The tie says it all. Long, red, worn with a suit, it’s a sure Trumpian talisman. Add blasphemy and rampant licentiousness and you have a “Don Juan” for our parlous political times. Molière’s masterful comedy-drama, in a new translation and adaptation by Brendan Pelsue, is having its world premiere at Westport Country Playhouse. As it flits from one idea to another (bisexuality is also in there), never quite resting anyplace in particular, the cartoonish production, loosely directed by David Kennedy, hardly engages.

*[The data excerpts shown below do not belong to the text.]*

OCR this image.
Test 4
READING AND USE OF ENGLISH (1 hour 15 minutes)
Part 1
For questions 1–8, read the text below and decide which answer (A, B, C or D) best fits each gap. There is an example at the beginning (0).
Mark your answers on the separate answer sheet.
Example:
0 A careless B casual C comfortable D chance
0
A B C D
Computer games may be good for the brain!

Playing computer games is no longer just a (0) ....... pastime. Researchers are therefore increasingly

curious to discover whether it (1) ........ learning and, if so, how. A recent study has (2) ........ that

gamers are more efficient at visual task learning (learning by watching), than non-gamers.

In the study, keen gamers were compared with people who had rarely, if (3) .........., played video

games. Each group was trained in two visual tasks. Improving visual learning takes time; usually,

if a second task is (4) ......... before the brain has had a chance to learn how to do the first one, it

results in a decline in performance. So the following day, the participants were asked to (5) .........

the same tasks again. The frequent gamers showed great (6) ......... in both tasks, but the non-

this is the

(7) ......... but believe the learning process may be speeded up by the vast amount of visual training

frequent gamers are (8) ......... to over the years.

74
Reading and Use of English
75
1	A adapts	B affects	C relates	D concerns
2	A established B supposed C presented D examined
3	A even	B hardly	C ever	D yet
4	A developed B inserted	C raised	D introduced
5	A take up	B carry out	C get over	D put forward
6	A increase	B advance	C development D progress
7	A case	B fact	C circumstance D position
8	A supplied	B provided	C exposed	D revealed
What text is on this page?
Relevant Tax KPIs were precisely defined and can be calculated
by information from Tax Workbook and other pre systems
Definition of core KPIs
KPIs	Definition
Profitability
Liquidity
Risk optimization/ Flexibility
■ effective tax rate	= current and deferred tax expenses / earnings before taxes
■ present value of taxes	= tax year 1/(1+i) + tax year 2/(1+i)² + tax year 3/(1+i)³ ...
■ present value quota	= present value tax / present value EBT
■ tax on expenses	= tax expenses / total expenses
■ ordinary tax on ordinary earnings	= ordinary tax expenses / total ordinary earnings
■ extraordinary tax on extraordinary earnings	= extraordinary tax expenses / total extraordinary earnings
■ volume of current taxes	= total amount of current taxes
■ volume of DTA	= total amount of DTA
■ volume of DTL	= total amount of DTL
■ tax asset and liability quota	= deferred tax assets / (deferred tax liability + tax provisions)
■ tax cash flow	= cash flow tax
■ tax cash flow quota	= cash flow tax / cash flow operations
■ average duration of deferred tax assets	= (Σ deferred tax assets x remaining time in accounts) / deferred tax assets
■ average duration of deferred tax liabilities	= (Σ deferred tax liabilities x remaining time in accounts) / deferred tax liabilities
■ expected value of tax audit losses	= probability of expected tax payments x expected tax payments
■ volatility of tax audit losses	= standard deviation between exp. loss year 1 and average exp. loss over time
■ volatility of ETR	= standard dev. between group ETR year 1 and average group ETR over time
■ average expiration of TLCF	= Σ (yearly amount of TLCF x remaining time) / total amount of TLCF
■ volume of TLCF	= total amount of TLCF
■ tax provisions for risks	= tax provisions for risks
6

This is a modern dress rendering, underlining even more its contemporary references. In case we don’t get it, Don Juan’s first costume is topped by a T-shirt that spells a mirror image of “narcissist.” His next-to-last costume is a flowing caftan and short shorts, invitations to sexual pleasures, flaunted before males as well as females.

Based on an earlier play by Tirso de Molina, Molière’s “Don Juan” dates to 1665. Continuing the put-down of religious hypocrisy that got the playwright’s “Tartuffe” suppressed, Don Juan (Nick Westrate), too, mocks religion. Chastised by his valet, Sganarelle (Bhavesh Patel), the play’s conscience, he gets his comeuppance. Ironically, “Don Juan” was also suppressed in its time because it portrays the upper class as libertines.

At Westport, the play is neither comic nor tragic when it should be both, and it’s certainly not frightening. The acting is broad, the physical production (scenic design by Marsha Ginsberg, lighting by Matthew Richards, costumes by Katherine Roth) is bizarre and uninviting.

Under Kennedy’s unsubtle, scatter-shot direction, Patel is a frantic Sganarelle, Suzy Jane Hunt an effective Elvira and Westrate’s Don Juan a snobbish, jejune, brutal sensualist. As Don Louis, Don Juan’s father, Philip Goodwin looks and acts like Vice-President Mike Pence as he warns his son of “the coming wrath of heaven,” a curse reflective of Pence’s holier-than-thou evangelicalism.

It’s not that this “Don Juan” has no point of view. It’s more that the production is so bent on its contemporary allusions that it neglects the play’s virtues, glossing over its inherent brilliance at combining biting comedy with terrifying tragedy.